Casagrande: “Você usa drogas para não sentir dor” – Final
Mania de perseguição
O condicionamento físico dos tempos de atleta ajudou Casagrande, que teve quatro overdoses e nenhuma sequela. Mas ele sentiu diversos impactos emocionais da dependência, incluindo a persecutoriedade —sentimento patológico de perseguição. Quando teve o surto psicótico, em 2007, ele via demônios. Depois, veio a sensação de que as pessoas tentavam atingi-lo, com olhares e palavras, e a impressão de ser seguido. “Eu achava que era real, um complô contra mim. Fiquei muito tempo assim, acontecia de repente.”
Ele Acredita que isso se formou ao longo dos anos, porque vivia receoso: pensava que qualquer carro de polícia o pararia e, por ser uma pessoa pública, temia ser visto usando drogas. “A cocaína com uso excessivo já te deixa muito perto de ter um surto psicótico. Você tá muito louco na rua e a persecutoriedade vem quando você acha que qualquer carro de polícia tá te olhando, todo mundo percebendo.”

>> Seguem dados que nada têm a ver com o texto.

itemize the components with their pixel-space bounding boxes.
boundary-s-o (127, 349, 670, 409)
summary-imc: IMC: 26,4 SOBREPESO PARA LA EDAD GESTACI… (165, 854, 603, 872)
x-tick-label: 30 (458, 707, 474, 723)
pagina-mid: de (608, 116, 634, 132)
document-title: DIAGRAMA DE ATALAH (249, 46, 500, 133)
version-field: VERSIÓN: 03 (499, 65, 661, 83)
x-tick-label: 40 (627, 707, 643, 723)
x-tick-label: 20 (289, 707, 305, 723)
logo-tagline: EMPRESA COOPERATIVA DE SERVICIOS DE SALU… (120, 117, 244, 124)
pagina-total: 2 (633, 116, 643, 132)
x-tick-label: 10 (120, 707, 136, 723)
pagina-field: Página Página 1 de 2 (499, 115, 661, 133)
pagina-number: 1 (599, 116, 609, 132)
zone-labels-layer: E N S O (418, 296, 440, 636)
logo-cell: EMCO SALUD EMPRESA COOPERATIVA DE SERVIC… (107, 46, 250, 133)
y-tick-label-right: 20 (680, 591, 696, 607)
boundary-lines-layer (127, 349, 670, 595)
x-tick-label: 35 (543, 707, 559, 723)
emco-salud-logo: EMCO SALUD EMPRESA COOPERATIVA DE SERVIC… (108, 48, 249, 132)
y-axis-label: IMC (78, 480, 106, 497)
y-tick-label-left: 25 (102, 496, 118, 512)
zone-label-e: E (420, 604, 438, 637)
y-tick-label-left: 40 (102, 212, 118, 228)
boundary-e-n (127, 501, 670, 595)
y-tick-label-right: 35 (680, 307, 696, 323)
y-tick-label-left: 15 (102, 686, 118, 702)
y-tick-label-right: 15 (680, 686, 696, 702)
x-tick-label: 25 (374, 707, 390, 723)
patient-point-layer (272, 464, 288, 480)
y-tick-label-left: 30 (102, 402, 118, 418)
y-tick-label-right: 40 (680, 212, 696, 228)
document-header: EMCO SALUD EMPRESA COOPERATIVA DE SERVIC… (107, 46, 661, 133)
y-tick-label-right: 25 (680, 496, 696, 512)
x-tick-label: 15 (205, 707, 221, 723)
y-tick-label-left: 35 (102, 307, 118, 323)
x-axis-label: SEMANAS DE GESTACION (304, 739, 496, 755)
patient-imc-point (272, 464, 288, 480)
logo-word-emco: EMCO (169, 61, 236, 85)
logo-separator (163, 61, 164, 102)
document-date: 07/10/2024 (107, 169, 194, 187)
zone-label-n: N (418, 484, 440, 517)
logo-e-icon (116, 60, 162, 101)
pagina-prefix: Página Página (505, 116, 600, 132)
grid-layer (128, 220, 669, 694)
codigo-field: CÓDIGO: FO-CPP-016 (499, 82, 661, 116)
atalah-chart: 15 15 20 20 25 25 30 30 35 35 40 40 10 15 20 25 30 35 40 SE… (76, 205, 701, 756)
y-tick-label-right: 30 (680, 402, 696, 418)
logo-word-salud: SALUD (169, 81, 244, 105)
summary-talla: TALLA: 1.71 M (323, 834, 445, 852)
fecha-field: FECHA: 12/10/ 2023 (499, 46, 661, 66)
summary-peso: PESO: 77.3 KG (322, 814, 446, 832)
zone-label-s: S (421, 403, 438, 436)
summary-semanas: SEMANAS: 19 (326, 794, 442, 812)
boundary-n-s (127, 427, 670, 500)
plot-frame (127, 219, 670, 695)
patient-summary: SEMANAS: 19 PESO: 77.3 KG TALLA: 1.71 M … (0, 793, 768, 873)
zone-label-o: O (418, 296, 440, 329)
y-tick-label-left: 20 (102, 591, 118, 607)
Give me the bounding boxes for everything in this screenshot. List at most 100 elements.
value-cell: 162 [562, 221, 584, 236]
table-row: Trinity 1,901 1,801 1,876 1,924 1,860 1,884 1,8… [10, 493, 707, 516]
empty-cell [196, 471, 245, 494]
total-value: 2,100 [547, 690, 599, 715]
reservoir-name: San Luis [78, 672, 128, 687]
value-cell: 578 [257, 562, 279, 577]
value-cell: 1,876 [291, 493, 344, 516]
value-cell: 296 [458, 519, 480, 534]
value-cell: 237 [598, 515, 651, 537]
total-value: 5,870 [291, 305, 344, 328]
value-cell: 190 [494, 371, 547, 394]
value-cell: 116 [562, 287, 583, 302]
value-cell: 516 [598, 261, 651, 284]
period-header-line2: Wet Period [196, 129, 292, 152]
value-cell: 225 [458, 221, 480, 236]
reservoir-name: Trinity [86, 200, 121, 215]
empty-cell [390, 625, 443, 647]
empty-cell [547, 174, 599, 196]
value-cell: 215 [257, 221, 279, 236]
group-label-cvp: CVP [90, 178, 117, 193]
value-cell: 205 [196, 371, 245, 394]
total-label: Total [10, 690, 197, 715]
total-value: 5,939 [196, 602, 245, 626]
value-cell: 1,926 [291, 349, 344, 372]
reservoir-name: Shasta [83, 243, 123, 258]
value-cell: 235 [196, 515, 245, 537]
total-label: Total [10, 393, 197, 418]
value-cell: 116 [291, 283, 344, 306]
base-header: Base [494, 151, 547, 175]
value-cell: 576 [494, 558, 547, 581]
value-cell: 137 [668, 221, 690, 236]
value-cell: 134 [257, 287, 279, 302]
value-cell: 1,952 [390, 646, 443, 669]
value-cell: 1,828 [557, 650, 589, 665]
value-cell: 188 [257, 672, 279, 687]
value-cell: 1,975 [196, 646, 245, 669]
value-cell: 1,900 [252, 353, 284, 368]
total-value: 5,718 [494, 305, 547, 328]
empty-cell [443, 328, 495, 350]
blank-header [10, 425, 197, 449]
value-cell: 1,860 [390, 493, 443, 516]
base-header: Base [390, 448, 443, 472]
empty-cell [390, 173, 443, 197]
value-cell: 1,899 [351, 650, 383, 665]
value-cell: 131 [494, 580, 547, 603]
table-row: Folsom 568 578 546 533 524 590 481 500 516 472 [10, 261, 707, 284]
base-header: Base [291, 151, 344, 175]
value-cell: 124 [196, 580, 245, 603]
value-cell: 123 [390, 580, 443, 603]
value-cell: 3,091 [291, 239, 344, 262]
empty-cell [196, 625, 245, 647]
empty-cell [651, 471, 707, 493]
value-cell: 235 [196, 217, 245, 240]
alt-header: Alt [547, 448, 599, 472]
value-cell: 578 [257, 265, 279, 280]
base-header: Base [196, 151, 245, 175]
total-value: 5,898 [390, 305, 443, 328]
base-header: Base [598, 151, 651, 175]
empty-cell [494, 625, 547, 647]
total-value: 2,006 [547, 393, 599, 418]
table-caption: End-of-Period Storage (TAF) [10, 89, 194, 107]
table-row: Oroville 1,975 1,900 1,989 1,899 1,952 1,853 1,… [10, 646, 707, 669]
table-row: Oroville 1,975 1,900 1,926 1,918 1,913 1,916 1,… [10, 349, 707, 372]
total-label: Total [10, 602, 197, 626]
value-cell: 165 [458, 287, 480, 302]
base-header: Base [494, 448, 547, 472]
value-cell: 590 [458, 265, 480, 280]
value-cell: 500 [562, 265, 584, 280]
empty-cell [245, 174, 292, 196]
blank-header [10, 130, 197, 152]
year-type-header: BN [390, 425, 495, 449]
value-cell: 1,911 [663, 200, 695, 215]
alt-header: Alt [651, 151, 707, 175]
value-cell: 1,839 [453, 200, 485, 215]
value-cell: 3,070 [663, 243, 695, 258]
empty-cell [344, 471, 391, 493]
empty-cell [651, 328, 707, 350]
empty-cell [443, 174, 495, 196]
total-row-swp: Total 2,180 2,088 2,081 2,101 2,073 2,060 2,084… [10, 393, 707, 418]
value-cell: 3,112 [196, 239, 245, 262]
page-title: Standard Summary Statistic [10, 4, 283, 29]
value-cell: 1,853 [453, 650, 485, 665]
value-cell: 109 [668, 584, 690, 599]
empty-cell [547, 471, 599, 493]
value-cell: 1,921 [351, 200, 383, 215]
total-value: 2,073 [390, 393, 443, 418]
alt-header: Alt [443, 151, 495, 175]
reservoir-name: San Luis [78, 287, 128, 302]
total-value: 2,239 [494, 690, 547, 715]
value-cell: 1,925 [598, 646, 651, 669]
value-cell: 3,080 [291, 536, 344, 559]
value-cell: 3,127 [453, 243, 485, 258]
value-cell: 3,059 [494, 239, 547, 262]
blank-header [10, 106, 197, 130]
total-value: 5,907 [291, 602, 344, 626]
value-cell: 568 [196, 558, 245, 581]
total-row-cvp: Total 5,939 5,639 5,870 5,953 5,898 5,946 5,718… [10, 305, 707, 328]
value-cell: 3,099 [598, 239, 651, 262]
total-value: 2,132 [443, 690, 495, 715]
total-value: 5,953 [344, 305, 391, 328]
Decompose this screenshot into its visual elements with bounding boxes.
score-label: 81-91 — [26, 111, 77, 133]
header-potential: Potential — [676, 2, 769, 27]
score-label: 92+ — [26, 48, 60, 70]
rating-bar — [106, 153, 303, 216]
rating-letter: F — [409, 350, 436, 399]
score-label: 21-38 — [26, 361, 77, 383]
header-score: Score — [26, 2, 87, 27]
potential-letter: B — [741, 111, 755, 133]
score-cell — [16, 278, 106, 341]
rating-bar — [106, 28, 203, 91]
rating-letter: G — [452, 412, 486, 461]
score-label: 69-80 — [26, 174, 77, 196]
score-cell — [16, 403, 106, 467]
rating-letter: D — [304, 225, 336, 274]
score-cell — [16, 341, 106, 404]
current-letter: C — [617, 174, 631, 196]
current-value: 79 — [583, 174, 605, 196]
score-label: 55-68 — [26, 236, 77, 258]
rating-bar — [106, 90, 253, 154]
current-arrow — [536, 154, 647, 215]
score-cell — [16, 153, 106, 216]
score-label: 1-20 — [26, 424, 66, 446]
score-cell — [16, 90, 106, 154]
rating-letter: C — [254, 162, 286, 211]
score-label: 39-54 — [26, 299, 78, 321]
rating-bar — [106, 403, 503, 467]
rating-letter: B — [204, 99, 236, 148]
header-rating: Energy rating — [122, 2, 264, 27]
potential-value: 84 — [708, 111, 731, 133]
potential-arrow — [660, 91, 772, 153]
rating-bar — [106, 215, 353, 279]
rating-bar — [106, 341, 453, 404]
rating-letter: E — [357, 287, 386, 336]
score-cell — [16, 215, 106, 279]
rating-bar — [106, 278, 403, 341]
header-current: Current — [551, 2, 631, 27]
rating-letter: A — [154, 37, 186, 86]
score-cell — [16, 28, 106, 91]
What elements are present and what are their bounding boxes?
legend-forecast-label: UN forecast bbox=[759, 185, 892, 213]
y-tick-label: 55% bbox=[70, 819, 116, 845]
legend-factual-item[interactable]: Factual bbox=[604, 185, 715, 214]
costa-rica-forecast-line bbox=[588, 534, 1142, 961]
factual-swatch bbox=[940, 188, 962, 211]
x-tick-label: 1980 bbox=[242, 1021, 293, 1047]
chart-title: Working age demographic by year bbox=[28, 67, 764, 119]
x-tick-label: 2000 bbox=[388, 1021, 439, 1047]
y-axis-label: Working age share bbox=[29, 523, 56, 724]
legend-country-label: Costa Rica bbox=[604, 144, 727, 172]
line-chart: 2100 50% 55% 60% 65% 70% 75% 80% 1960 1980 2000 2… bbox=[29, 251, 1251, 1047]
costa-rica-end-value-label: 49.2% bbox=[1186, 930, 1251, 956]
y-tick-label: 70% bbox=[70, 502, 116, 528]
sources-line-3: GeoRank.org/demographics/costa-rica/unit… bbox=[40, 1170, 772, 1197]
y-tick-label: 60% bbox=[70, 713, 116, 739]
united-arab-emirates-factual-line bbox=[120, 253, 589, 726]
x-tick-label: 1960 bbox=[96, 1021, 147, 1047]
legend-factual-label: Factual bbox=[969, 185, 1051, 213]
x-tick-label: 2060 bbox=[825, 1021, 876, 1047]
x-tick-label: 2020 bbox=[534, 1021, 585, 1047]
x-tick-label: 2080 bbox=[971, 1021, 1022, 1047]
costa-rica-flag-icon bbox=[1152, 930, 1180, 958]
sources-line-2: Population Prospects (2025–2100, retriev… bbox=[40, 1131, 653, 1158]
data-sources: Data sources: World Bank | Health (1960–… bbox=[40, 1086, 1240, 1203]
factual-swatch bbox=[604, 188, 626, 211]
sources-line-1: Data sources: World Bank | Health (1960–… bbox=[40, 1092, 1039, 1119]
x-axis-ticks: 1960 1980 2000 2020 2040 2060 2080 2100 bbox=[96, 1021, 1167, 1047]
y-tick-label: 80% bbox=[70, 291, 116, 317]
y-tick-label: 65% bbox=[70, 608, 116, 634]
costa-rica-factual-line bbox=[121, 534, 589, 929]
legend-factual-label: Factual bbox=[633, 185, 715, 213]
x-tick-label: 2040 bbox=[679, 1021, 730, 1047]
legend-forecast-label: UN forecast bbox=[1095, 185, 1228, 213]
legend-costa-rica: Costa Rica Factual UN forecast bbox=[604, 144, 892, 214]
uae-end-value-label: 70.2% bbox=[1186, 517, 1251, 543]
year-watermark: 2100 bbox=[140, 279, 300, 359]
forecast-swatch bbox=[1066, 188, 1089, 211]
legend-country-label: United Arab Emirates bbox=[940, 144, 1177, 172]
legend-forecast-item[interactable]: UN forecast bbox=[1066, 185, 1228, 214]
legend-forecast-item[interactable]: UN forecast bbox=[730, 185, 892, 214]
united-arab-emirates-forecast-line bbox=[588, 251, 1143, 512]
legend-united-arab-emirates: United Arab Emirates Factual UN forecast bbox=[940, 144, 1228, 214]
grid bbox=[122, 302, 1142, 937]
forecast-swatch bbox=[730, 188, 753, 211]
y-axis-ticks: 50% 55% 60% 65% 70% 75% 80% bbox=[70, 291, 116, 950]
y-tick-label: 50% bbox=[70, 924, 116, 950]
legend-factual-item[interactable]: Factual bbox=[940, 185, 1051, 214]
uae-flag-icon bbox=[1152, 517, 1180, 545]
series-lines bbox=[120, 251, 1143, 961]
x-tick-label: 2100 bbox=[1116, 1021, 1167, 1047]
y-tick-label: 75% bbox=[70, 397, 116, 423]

Com o tempo e terapia, o tratamento evoluiu. Há muito ele não se sente persecutório, mas, se acontece, consegue perceber os sentimentos logo de início e freá-los. “É doloroso ficar assim, péssimo. Machuca porque você entra quase em um surto psicótico. E como que eu vou falar? Vou dizer: ‘Não posso trabalhar, porque eu estou persecutório’? Não vão nem saber o que é e vão pensar que eu estou usando drogas de novo.”
Não interessa mais o que as pessoas têm nas mãos A Copa do Mundo de 2018, na Rússia, abriu um capítulo importante na trajetória de Casagrande. No dia da final, ao vivo na TV Globo, após a França vencer a Croácia, o então comentarista disse que aquele era o mundial mais importante da sua vida, por ser o primeiro evento totalmente sóbrio e sozinho. Na Copa de 2014, ele ainda bebia e, nas Olimpíadas de 2016, tinha a companhia de psicólogas e da cantora Baby do Brasil, sua ex-namorada.
Chegar sóbrio, permanecer sóbrio e voltar para minha casa sóbrio era o lema. Ele conseguiu e chorou —muitos de nós também, ao assistir ao depoimento.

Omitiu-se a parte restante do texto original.